Hey Sammy are you going to rule on how long a women must bleed before she’s at the point of no return?
Maybe the only way the conservative Justices on the Court will understand and do something is to start track deaths of pregnant women who went to ER while in distress and either died there, or died the next day. Then we can see how big the body count gets, all at the hands of the Conservatives on the Court. (Public shaming works)
I hope Elizabeth Prelogar pointed out that ID is next to a state that doesn’t have an abortion ban. But what happens in the states that are surrounded by other states that near total bans. How will those women survive?

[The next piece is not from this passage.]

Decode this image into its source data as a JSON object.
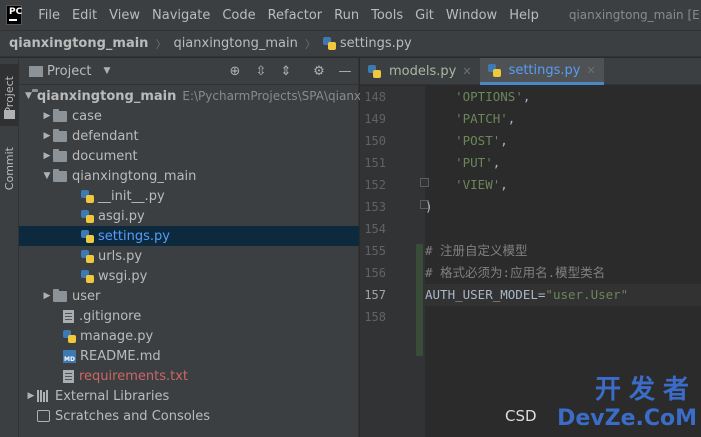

Could a case be made that because of ambiguous state laws resulting in hospital and physician reluctance to get anywhere near an abortion due to that ambiguous language and draconian punishment, that the entire chain is responsible for the death, not just the physician? He/she may be the one who withholds the care, but the rest of the chain caused the delay.
This situation illustrates one of the profoundly impactful and structurally anti-democratic consequences of the US Senate. Tens of millions fewer Americans voted for senators who voted to confirm Republican ‘justices than Americans who voted not to confirm them in their lifetime appointments.